¿Alguna vez te has sentido agotado pero aún así no podías conciliar el sueño? El problema podría no ser el estrés o la carga de trabajo, sino la luz que te rodea.

Tu cuerpo funciona con algo llamado ritmo circadiano, un reloj interno de 24 horas que regula cuándo te sientes despierto, somnoliento y con energía. Uno de los mayores factores que influyen en este ritmo es la luz.
Durante el día, la luz azul (de teléfonos, laptops e iluminación LED blanca) te ayuda a mantenerte alerta y concentrado. Pero por la noche, esta misma luz se convierte en un perturbador oculto. Suprime la melatonina, la hormona que le indica a tu cuerpo que es hora de descansar.

Cuando te expones a la luz azul por la noche, tu cerebro se confunde y cree que todavía es de día.
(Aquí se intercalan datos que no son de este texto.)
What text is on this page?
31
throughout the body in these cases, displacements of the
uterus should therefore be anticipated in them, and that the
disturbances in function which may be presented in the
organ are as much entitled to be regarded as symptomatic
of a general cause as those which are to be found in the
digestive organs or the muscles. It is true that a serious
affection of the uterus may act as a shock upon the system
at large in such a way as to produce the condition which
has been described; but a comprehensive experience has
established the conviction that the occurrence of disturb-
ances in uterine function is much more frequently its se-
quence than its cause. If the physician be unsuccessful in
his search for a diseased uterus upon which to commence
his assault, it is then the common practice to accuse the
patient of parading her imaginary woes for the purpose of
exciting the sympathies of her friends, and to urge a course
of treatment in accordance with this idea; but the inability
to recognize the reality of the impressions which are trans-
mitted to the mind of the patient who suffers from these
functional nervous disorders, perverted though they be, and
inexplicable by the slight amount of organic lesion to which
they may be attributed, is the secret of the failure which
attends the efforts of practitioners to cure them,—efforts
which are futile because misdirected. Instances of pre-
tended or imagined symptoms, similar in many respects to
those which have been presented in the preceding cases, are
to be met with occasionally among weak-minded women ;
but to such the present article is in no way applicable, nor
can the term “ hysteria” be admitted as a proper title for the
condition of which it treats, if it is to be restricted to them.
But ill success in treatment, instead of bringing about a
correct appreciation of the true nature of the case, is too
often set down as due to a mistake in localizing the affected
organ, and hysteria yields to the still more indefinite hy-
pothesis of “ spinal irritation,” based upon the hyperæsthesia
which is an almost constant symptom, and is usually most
El resultado:
Te duermes más lentamente
Tu calidad de sueño disminuye
Te despiertas sintiéndote cansado
Por eso, los expertos recomiendan reducir la exposición a la luz azul al menos 1-2 horas antes de acostarse.
En contraste, los tonos más cálidos como el rojo intenso (#870709) o el naranja suave tienen un efecto completamente diferente en tu cerebro.
No interfieren con la producción de melatonina
Crean una sensación de calidez y seguridad, similar a un atardecer o una fogata
Le indican suavemente a tu cuerpo que es hora de relajarse
Los tonos rojos intensos como el #870709 son especialmente efectivos. Ofrecen un ambiente relajante con un toque de profundidad e intimidad, haciendo que tu espacio se sienta relajante y sutilmente romántico, perfecto para dormitorios o zonas de relajación personal.

En las tendencias de estilo de vida actuales, el bienestar mental ya no es opcional, es esencial. Y a veces, los pequeños cambios tienen el mayor impacto.
Atenúa o apaga las luces blancas/azules por la noche
Usa iluminación cálida para los espacios de relajación
Crea una rutina de iluminación relajante antes de dormir
La luz no es solo visibilidad, moldea cómo te sientes. El entorno de iluminación adecuado puede ayudarte a relajarte más rápido, dormir más profundamente y despertar más descansado.
A veces, la mejor manera de recargar energías no es durmiendo más, sino durmiendo mejor.
Y todo podría empezar con algo tan simple como cambiar el color de tu luz.